Sensitivity Analysis
We assessed how the values of fres and QZ depend on changes in parameter values by performing a sensitivity analysis as in [59]. We split the model parameters into two categories: additive, for the voltage-midpoints of activation and inactivation functions, and multiplicative, for the maximal conductances and time constants. We changed the parameters one at a time and fit the relative change in the resonance attributes as a linear function of the relative parameter change. We changed the multiplicative parameters on a logarithmic scale to characterize parameters with both low and high sensitivity.
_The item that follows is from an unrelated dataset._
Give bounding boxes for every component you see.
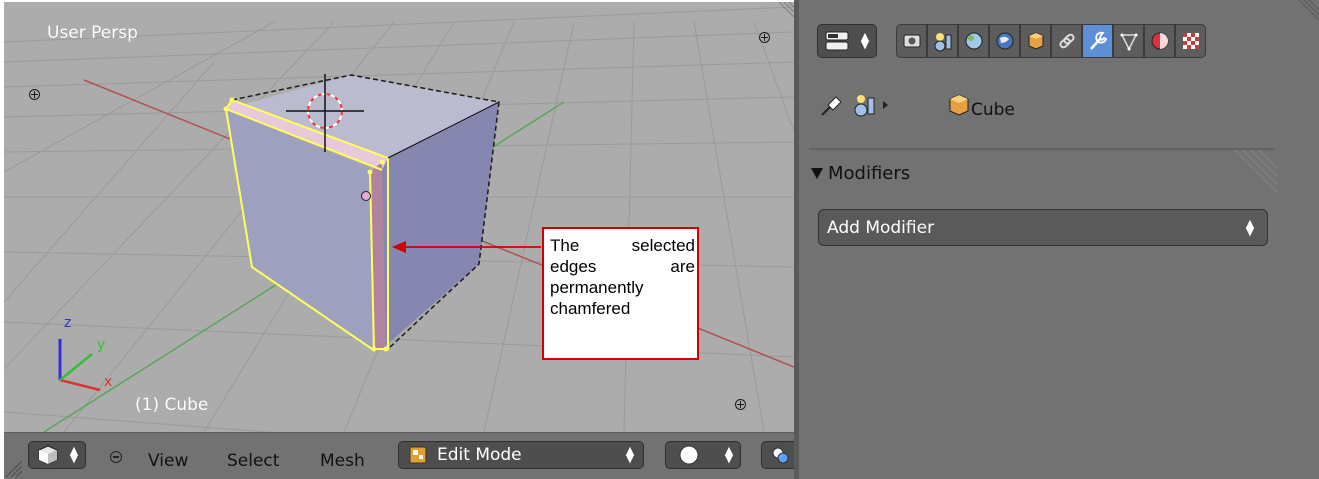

Multiplicative parameters were varied as pn+1 = exp(±Δpn) p0 with Δρη = 0.001*1.15n and the sign indicating whether the parameter was increased or decreased. To ensure approximate linearity, we added points to the fit until the R2 value fell below 0.98. The sensitivity was defined as the slope of this linear fit (fig 2). For example, if a resonance attribute has a sensitivity of 1 to a parameter, then a 2-fold change in the parameter results in a 2-fold change in the attribute. We changed additive parameters by ±0.5 mV.
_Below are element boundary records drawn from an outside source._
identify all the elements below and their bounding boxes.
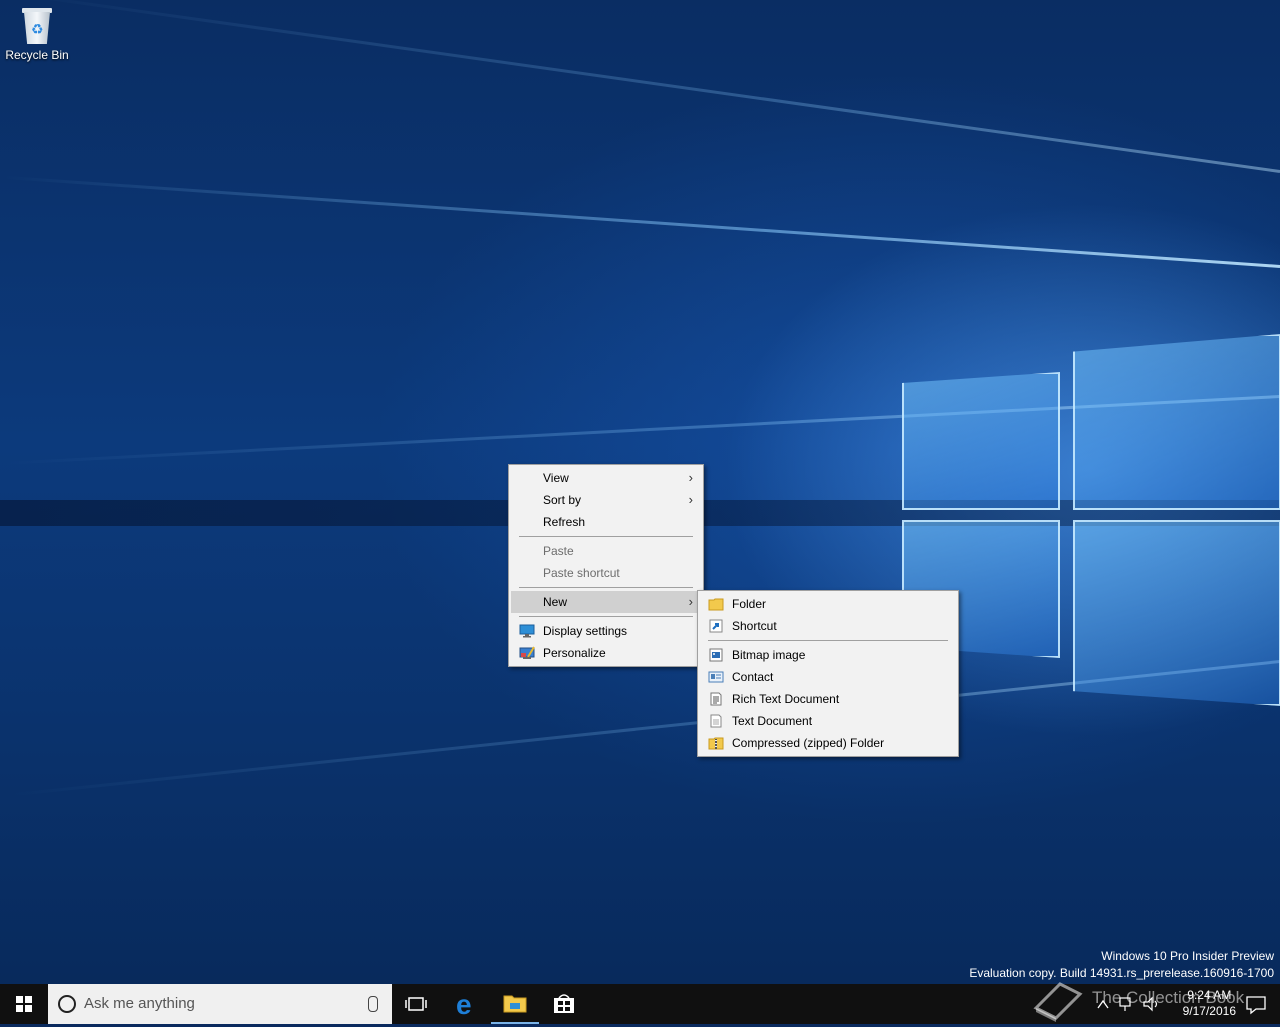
task-view-icon bbox=[405, 997, 427, 1011]
menu-item-label: Text Document bbox=[732, 714, 813, 728]
new-item-shortcut[interactable]: Shortcut bbox=[700, 615, 956, 637]
file-explorer-icon bbox=[503, 995, 527, 1013]
menu-item-label: View bbox=[543, 471, 569, 485]
menu-item-paste-shortcut: Paste shortcut bbox=[511, 562, 701, 584]
menu-item-refresh[interactable]: Refresh bbox=[511, 511, 701, 533]
new-item-rich-text-document[interactable]: Rich Text Document bbox=[700, 688, 956, 710]
recycle-bin-label: Recycle Bin bbox=[5, 48, 69, 62]
build-watermark: Windows 10 Pro Insider Preview Evaluatio… bbox=[969, 948, 1274, 982]
rich-text-icon bbox=[710, 692, 722, 706]
menu-separator bbox=[519, 587, 693, 588]
recycle-bin-shortcut[interactable]: ♻ Recycle Bin bbox=[4, 6, 70, 62]
new-item-contact[interactable]: Contact bbox=[700, 666, 956, 688]
store-icon bbox=[554, 994, 574, 1013]
edge-icon: e bbox=[456, 989, 472, 1020]
menu-separator bbox=[708, 640, 948, 641]
new-item-text-document[interactable]: Text Document bbox=[700, 710, 956, 732]
overlay-watermark-text: The Collection Book bbox=[1092, 988, 1245, 1007]
menu-item-label: Compressed (zipped) Folder bbox=[732, 736, 885, 750]
menu-item-label: Paste bbox=[543, 544, 574, 558]
new-submenu: Folder Shortcut Bitmap image Contact Ric… bbox=[697, 590, 959, 757]
light-beam bbox=[3, 175, 1280, 268]
chevron-right-icon: › bbox=[688, 492, 693, 507]
cortana-search-box[interactable]: Ask me anything bbox=[48, 984, 392, 1024]
menu-separator bbox=[519, 616, 693, 617]
chevron-right-icon: › bbox=[688, 594, 693, 609]
search-placeholder: Ask me anything bbox=[84, 995, 195, 1012]
menu-item-view[interactable]: View › bbox=[511, 467, 701, 489]
watermark-line-2: Evaluation copy. Build 14931.rs_prerelea… bbox=[969, 966, 1274, 980]
edge-button[interactable]: e bbox=[442, 984, 490, 1024]
logo-pane-top-right bbox=[1073, 334, 1280, 510]
windows-logo-icon bbox=[16, 996, 32, 1012]
microphone-icon[interactable] bbox=[368, 996, 378, 1012]
taskbar: Ask me anything e 9:24 AM 9/17/2016 bbox=[0, 984, 1280, 1024]
desktop-context-menu: View › Sort by › Refresh Paste Paste sho… bbox=[508, 464, 704, 667]
logo-pane-top-left bbox=[902, 372, 1060, 510]
menu-item-label: Personalize bbox=[543, 646, 606, 660]
new-item-folder[interactable]: Folder bbox=[700, 593, 956, 615]
watermark-line-1: Windows 10 Pro Insider Preview bbox=[1101, 949, 1274, 963]
book-watermark-icon bbox=[1030, 978, 1086, 1027]
menu-item-paste: Paste bbox=[511, 540, 701, 562]
menu-item-personalize[interactable]: Personalize bbox=[511, 642, 701, 664]
menu-item-label: New bbox=[543, 595, 568, 609]
file-explorer-button[interactable] bbox=[491, 984, 539, 1024]
menu-item-label: Refresh bbox=[543, 515, 586, 529]
menu-item-label: Bitmap image bbox=[732, 648, 806, 662]
contact-icon bbox=[708, 671, 724, 683]
menu-item-label: Sort by bbox=[543, 493, 582, 507]
new-item-bitmap-image[interactable]: Bitmap image bbox=[700, 644, 956, 666]
menu-item-label: Contact bbox=[732, 670, 774, 684]
text-document-icon bbox=[710, 714, 722, 728]
recycle-bin-icon: ♻ bbox=[20, 6, 54, 46]
chevron-right-icon: › bbox=[688, 470, 693, 485]
zip-folder-icon bbox=[708, 737, 724, 750]
menu-separator bbox=[519, 536, 693, 537]
start-button[interactable] bbox=[0, 984, 48, 1024]
menu-item-display-settings[interactable]: Display settings bbox=[511, 620, 701, 642]
menu-item-label: Shortcut bbox=[732, 619, 777, 633]
new-item-compressed-folder[interactable]: Compressed (zipped) Folder bbox=[700, 732, 956, 754]
light-beam bbox=[12, 0, 1280, 173]
logo-pane-bottom-right bbox=[1073, 520, 1280, 706]
menu-item-new[interactable]: New › bbox=[511, 591, 701, 613]
store-button[interactable] bbox=[540, 984, 588, 1024]
task-view-button[interactable] bbox=[392, 984, 440, 1024]
personalize-icon bbox=[519, 646, 535, 659]
display-settings-icon bbox=[519, 624, 535, 638]
menu-item-sort-by[interactable]: Sort by › bbox=[511, 489, 701, 511]
folder-icon bbox=[708, 598, 724, 611]
menu-item-label: Folder bbox=[732, 597, 767, 611]
menu-item-label: Paste shortcut bbox=[543, 566, 620, 580]
menu-item-label: Display settings bbox=[543, 624, 628, 638]
bitmap-icon bbox=[709, 648, 723, 662]
cortana-icon bbox=[58, 995, 76, 1013]
svg-text:e: e bbox=[456, 989, 472, 1020]
menu-item-label: Rich Text Document bbox=[732, 692, 840, 706]
shortcut-icon bbox=[709, 619, 723, 633]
We assessed the sensitivity of fres and Qz to parameter pairs (p1 and p2) that were correlated. We first fit a line through the correlated values in the p1-p2 space. We then shifted this line to pass through a subset of 50 random points in p1-p2 space, resulting in a family of parallel lines, L. For each point, we also produced a line perpendicular to a line L⊥. For each model, we performed a sensitivity analysis as before but used the linear fit equation L or L⊥ to calculate value of p2. We fit the relative change in the Z(f) attribute as a linear function of the correlated change in p1 and p2. We used the slope of the linear fit to represent the sensitivity. We used a 2-and 3-way repeated measures ANOVA and the lsmeans function in R to perform pairwise comparisons of means in testing for significant differences between each group of gCa, each direction, L and L⊥ and between each Z attribute, fres and QZ.
For each model, we solved a system of three differential equations for mH, mCa and hCa (voltage was clamped). All simulations were performed using the modified Euler method [60] with a time step of 0.2 ms. The simulation code, impedance calculations, and MOEA were written in C++. MATLAB (The MathWorks) and R were used to perform statistical analyses.